Vendor is HP ML350 Machine.
There are almost 20 VM's on the same physical server out of which 7 servers are active.
There's an article about properly setting SQL's configuration for a VM implementation here: Best Practices for SQL Server. Below is an excerpt, though the article includes other tips and a good performance testing plan:
Storage configuration problems are the number one cause of SQL performance issues. Usually these problems arise because the DBA requests a virtual disk of the VI admin, the VI admin places the VMDK on a LUN that may or may not meet the DBA's performance needs. For instance:
VMs' VMDK files placed on VMFS volumes without enough spindles.

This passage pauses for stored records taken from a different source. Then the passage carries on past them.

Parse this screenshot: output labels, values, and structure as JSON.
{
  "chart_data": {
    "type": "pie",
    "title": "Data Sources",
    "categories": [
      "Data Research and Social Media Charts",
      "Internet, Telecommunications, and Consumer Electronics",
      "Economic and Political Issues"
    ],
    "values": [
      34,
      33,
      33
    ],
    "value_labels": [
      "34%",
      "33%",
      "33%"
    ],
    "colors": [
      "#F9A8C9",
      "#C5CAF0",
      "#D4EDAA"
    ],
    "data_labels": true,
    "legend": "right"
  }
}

Many VMDK files placed on a single VMFS volume which could use more spindles.
Database and log files placed on the same LUN which, you guessed it, could use more spindles.

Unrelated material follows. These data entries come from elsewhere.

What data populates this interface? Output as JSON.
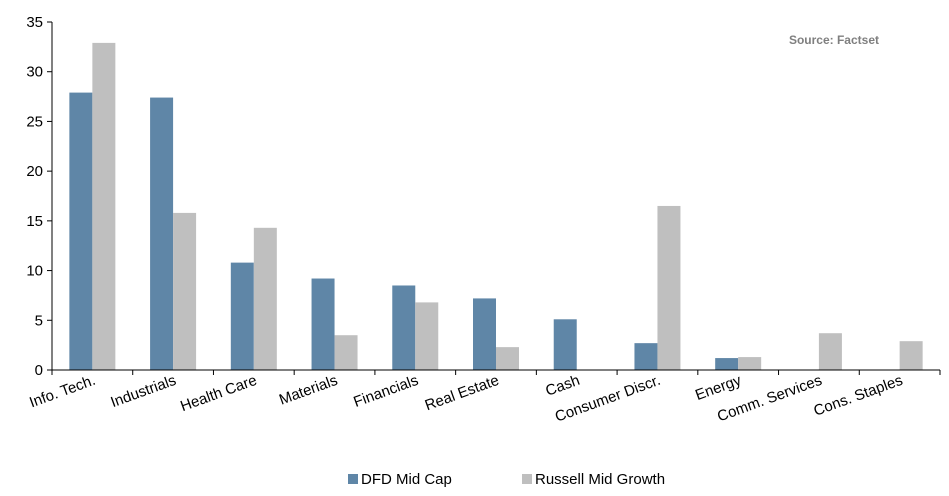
{
  "chart_data": {
    "type": "bar",
    "categories": [
      "Info. Tech.",
      "Industrials",
      "Health Care",
      "Materials",
      "Financials",
      "Real Estate",
      "Cash",
      "Consumer Discr.",
      "Energy",
      "Comm. Services",
      "Cons. Staples"
    ],
    "series": [
      {
        "name": "DFD Mid Cap",
        "color": "#5f86a7",
        "values": [
          27.9,
          27.4,
          10.8,
          9.2,
          8.5,
          7.2,
          5.1,
          2.7,
          1.2,
          0,
          0
        ]
      },
      {
        "name": "Russell Mid Growth",
        "color": "#bfbfbf",
        "values": [
          32.9,
          15.8,
          14.3,
          3.5,
          6.8,
          2.3,
          0,
          16.5,
          1.3,
          3.7,
          2.9
        ]
      }
    ],
    "ylim": [
      0,
      35
    ],
    "yticks": [
      "0",
      "5",
      "10",
      "15",
      "20",
      "25",
      "30",
      "35"
    ],
    "source_note": "Source: Factset",
    "legend_position": "bottom",
    "grid": false
  }
}
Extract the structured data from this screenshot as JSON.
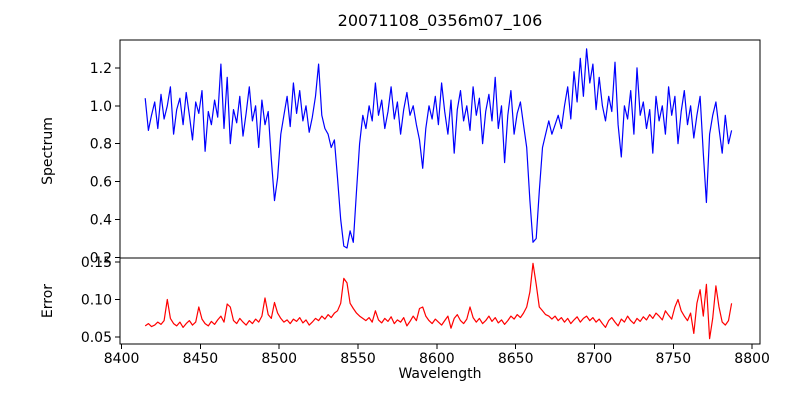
{
  "figure": {
    "background": "#ffffff"
  },
  "chart_data": {
    "type": "line",
    "title": "20071108_0356m07_106",
    "xlabel": "Wavelength",
    "xlim": [
      8399,
      8805
    ],
    "x_ticks": [
      8400,
      8450,
      8500,
      8550,
      8600,
      8650,
      8700,
      8750,
      8800
    ],
    "x_tick_labels": [
      "8400",
      "8450",
      "8500",
      "8550",
      "8600",
      "8650",
      "8700",
      "8750",
      "8800"
    ],
    "grid": false,
    "legend": "none",
    "panels": [
      {
        "ylabel": "Spectrum",
        "ylim": [
          0.197,
          1.347
        ],
        "y_ticks": [
          0.2,
          0.4,
          0.6,
          0.8,
          1.0,
          1.2
        ],
        "y_tick_labels": [
          "0.2",
          "0.4",
          "0.6",
          "0.8",
          "1.0",
          "1.2"
        ],
        "series": {
          "name": "spectrum",
          "color": "#0000ff",
          "x_start": 8415,
          "x_step": 2,
          "values": [
            1.04,
            0.87,
            0.95,
            1.02,
            0.88,
            1.06,
            0.93,
            1.0,
            1.1,
            0.85,
            0.98,
            1.04,
            0.9,
            1.07,
            0.95,
            0.82,
            1.02,
            0.96,
            1.08,
            0.76,
            0.97,
            0.9,
            1.03,
            0.94,
            1.22,
            0.88,
            1.15,
            0.8,
            0.98,
            0.91,
            1.05,
            0.84,
            0.96,
            1.1,
            0.92,
            1.0,
            0.78,
            1.03,
            0.9,
            0.97,
            0.72,
            0.5,
            0.62,
            0.85,
            0.95,
            1.05,
            0.89,
            1.12,
            0.96,
            1.08,
            0.92,
            1.0,
            0.86,
            0.94,
            1.05,
            1.22,
            0.95,
            0.88,
            0.85,
            0.78,
            0.82,
            0.62,
            0.4,
            0.26,
            0.25,
            0.34,
            0.28,
            0.55,
            0.8,
            0.95,
            0.88,
            1.0,
            0.92,
            1.12,
            0.95,
            1.03,
            0.88,
            0.97,
            1.1,
            0.93,
            1.02,
            0.85,
            0.98,
            1.07,
            0.95,
            1.0,
            0.9,
            0.82,
            0.67,
            0.88,
            1.0,
            0.93,
            1.05,
            0.9,
            1.12,
            0.97,
            0.85,
            1.03,
            0.75,
            0.98,
            1.08,
            0.92,
            1.0,
            0.87,
            1.1,
            0.95,
            1.04,
            0.8,
            0.97,
            1.06,
            0.92,
            1.15,
            0.88,
            1.0,
            0.7,
            0.95,
            1.08,
            0.85,
            0.96,
            1.02,
            0.9,
            0.78,
            0.5,
            0.28,
            0.3,
            0.55,
            0.78,
            0.85,
            0.92,
            0.85,
            0.9,
            0.95,
            0.88,
            1.0,
            1.1,
            0.93,
            1.18,
            1.02,
            1.25,
            1.05,
            1.3,
            1.12,
            1.22,
            0.98,
            1.15,
            1.0,
            0.92,
            1.05,
            0.97,
            1.23,
            0.9,
            0.73,
            1.0,
            0.93,
            1.08,
            0.85,
            1.2,
            0.95,
            1.02,
            0.88,
            0.98,
            0.75,
            1.05,
            0.92,
            1.0,
            0.85,
            1.1,
            0.95,
            1.05,
            0.8,
            0.97,
            1.08,
            0.9,
            1.0,
            0.83,
            0.95,
            1.05,
            0.75,
            0.49,
            0.85,
            0.95,
            1.02,
            0.88,
            0.75,
            0.95,
            0.8,
            0.87
          ]
        }
      },
      {
        "ylabel": "Error",
        "ylim": [
          0.041,
          0.155
        ],
        "y_ticks": [
          0.05,
          0.1,
          0.15
        ],
        "y_tick_labels": [
          "0.05",
          "0.10",
          "0.15"
        ],
        "series": {
          "name": "error",
          "color": "#ff0000",
          "x_start": 8415,
          "x_step": 2,
          "values": [
            0.065,
            0.068,
            0.064,
            0.066,
            0.07,
            0.067,
            0.072,
            0.1,
            0.075,
            0.068,
            0.065,
            0.07,
            0.063,
            0.068,
            0.072,
            0.066,
            0.07,
            0.09,
            0.074,
            0.068,
            0.065,
            0.071,
            0.067,
            0.073,
            0.078,
            0.07,
            0.094,
            0.09,
            0.072,
            0.068,
            0.075,
            0.07,
            0.066,
            0.072,
            0.068,
            0.074,
            0.07,
            0.078,
            0.102,
            0.08,
            0.075,
            0.096,
            0.082,
            0.075,
            0.07,
            0.073,
            0.068,
            0.074,
            0.071,
            0.076,
            0.069,
            0.073,
            0.066,
            0.07,
            0.075,
            0.072,
            0.078,
            0.074,
            0.08,
            0.076,
            0.082,
            0.085,
            0.095,
            0.128,
            0.122,
            0.095,
            0.088,
            0.082,
            0.078,
            0.075,
            0.072,
            0.076,
            0.07,
            0.085,
            0.073,
            0.069,
            0.075,
            0.071,
            0.077,
            0.068,
            0.073,
            0.07,
            0.076,
            0.065,
            0.071,
            0.078,
            0.072,
            0.088,
            0.09,
            0.078,
            0.072,
            0.068,
            0.074,
            0.07,
            0.066,
            0.072,
            0.078,
            0.062,
            0.075,
            0.08,
            0.072,
            0.068,
            0.074,
            0.09,
            0.076,
            0.07,
            0.075,
            0.068,
            0.072,
            0.078,
            0.071,
            0.076,
            0.069,
            0.073,
            0.067,
            0.072,
            0.078,
            0.074,
            0.08,
            0.076,
            0.082,
            0.09,
            0.11,
            0.148,
            0.12,
            0.09,
            0.085,
            0.08,
            0.078,
            0.074,
            0.078,
            0.072,
            0.076,
            0.07,
            0.075,
            0.068,
            0.073,
            0.077,
            0.07,
            0.075,
            0.078,
            0.072,
            0.076,
            0.07,
            0.074,
            0.068,
            0.063,
            0.072,
            0.076,
            0.07,
            0.065,
            0.074,
            0.07,
            0.078,
            0.072,
            0.068,
            0.075,
            0.071,
            0.077,
            0.073,
            0.08,
            0.075,
            0.082,
            0.078,
            0.073,
            0.085,
            0.079,
            0.074,
            0.09,
            0.1,
            0.085,
            0.078,
            0.072,
            0.082,
            0.055,
            0.095,
            0.113,
            0.078,
            0.12,
            0.048,
            0.075,
            0.118,
            0.09,
            0.07,
            0.066,
            0.072,
            0.095
          ]
        }
      }
    ]
  }
}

This may be obvious to some, but this problem occurs again and again. The VI administrator should be aware of a few technical items that can help understand and avoid this problem:
Based on the IO demands of the DB files, a certain number of
spindles should be guaranteed to this file. This means that its
VMDK must be placed on a VMFS volume to accout for the SQL Server's
demands and all of the other demands on that volume.

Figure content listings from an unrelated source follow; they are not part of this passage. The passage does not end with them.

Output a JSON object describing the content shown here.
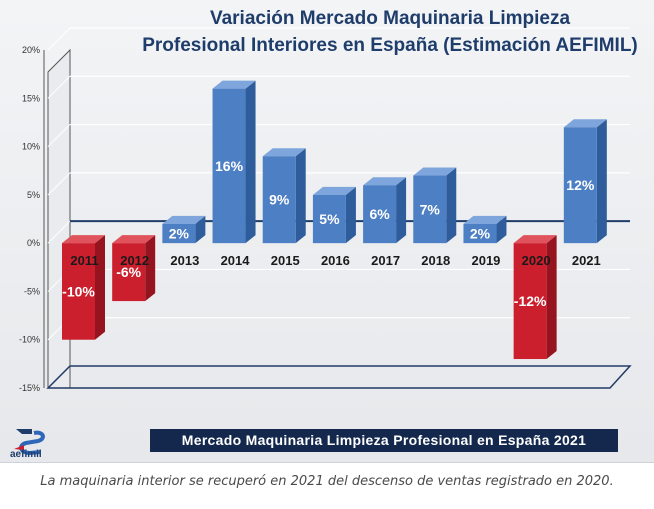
{
  "chart_data": {
    "type": "bar",
    "title": "Variación Mercado Maquinaria Limpieza",
    "subtitle": "Profesional Interiores en España (Estimación AEFIMIL)",
    "categories": [
      "2011",
      "2012",
      "2013",
      "2014",
      "2015",
      "2016",
      "2017",
      "2018",
      "2019",
      "2020",
      "2021"
    ],
    "values": [
      -10,
      -6,
      2,
      16,
      9,
      5,
      6,
      7,
      2,
      -12,
      12
    ],
    "data_labels": [
      "-10%",
      "-6%",
      "2%",
      "16%",
      "9%",
      "5%",
      "6%",
      "7%",
      "2%",
      "-12%",
      "12%"
    ],
    "y_ticks": [
      "20%",
      "15%",
      "10%",
      "5%",
      "0%",
      "-5%",
      "-10%",
      "-15%"
    ],
    "ylim": [
      -15,
      20
    ],
    "grid": true,
    "colors": {
      "positive": "#4d7fc4",
      "negative": "#cc1f2d"
    }
  },
  "footer_banner": "Mercado Maquinaria Limpieza Profesional en España 2021",
  "logo_text": "aefimil",
  "caption": "La maquinaria interior se recuperó en 2021 del descenso de ventas registrado en 2020."
}
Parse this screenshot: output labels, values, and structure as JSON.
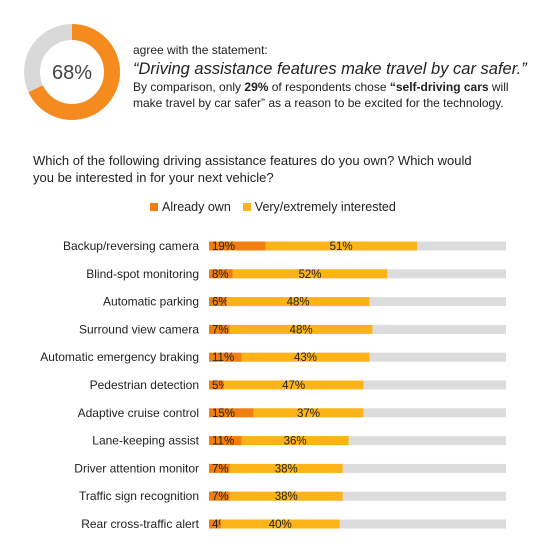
{
  "headline": {
    "percent_label": "68%",
    "percent_value": 68,
    "lead": "agree with the statement:",
    "quote": "“Driving assistance features make travel by car safer.”",
    "body_1": "By comparison, only ",
    "body_bold_1": "29%",
    "body_2": " of respondents chose ",
    "body_bold_2": "“self-driving cars",
    "body_3": " will make travel by car safer” as a reason to be excited for the technology."
  },
  "colors": {
    "already_own": "#f07f10",
    "interested": "#fbb317",
    "track": "#dcdcdc",
    "donut_bg": "#d9d9d9",
    "donut_fg": "#f58a1f"
  },
  "chart_data": {
    "type": "bar",
    "orientation": "horizontal",
    "stacked": true,
    "question": "Which of the following driving assistance features do you own? Which would you be interested in for your next vehicle?",
    "categories": [
      "Backup/reversing camera",
      "Blind-spot monitoring",
      "Automatic parking",
      "Surround view camera",
      "Automatic emergency braking",
      "Pedestrian detection",
      "Adaptive cruise control",
      "Lane-keeping assist",
      "Driver attention monitor",
      "Traffic sign recognition",
      "Rear cross-traffic alert"
    ],
    "series": [
      {
        "name": "Already own",
        "values": [
          19,
          8,
          6,
          7,
          11,
          5,
          15,
          11,
          7,
          7,
          4
        ],
        "labels": [
          "19%",
          "8%",
          "6%",
          "7%",
          "11%",
          "5%",
          "15%",
          "11%",
          "7%",
          "7%",
          "4%"
        ]
      },
      {
        "name": "Very/extremely interested",
        "values": [
          51,
          52,
          48,
          48,
          43,
          47,
          37,
          36,
          38,
          38,
          40
        ],
        "labels": [
          "51%",
          "52%",
          "48%",
          "48%",
          "43%",
          "47%",
          "37%",
          "36%",
          "38%",
          "38%",
          "40%"
        ]
      }
    ],
    "xlim": [
      0,
      100
    ],
    "legend_position": "top"
  }
}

Mixing sequential activity (such as log file update) and random activity
(such as database access) results in random behavior. This means
that the LUN configuration in the pre-virtual physical environment
may not be sufficient for the consolidated environment. This is
discussed some in Storage Performance: VMFS and Protocols.
When storage isn't meeting the SQL Server's demands, the device latency
or kernel latency (queueing time) will increase. Read up on these
counters in Storage Performance Analysis and Monitoring.
The most common cause for this problem is the lack of RAM. Having everything setup on a small 4GB RAM machine is your problem.
When you try to load those 150k rows into memory (remember, everything that happens in SSIS is in memory), a lot of those rows are being handled by your pagefile.
Pagefile on your VM is a lot slower than the one on your physical machine.
To solve this, increase the amount of RAM on your virtual machine.
I have a similar problem.
Two client machines (one physical, one virtual) execute a batch using SQLCMD. This batch calls a Stored procedure on a physical server (so it's not a memory problem since the elaboration is only on server side).
The batch executed from the physical machine takes 20 minutes. The batch executed from the virtual machine takes 1 hour and 20 minutes.
Using SQL profiler I noted that in the case of slow execution there is a wait type ASYNC_NETWORK_IO.
Probably the virtualized network layer is not optimized.
Could you run a SQL profiler and check if you see the wait type ASYNC_NETWORK_IO?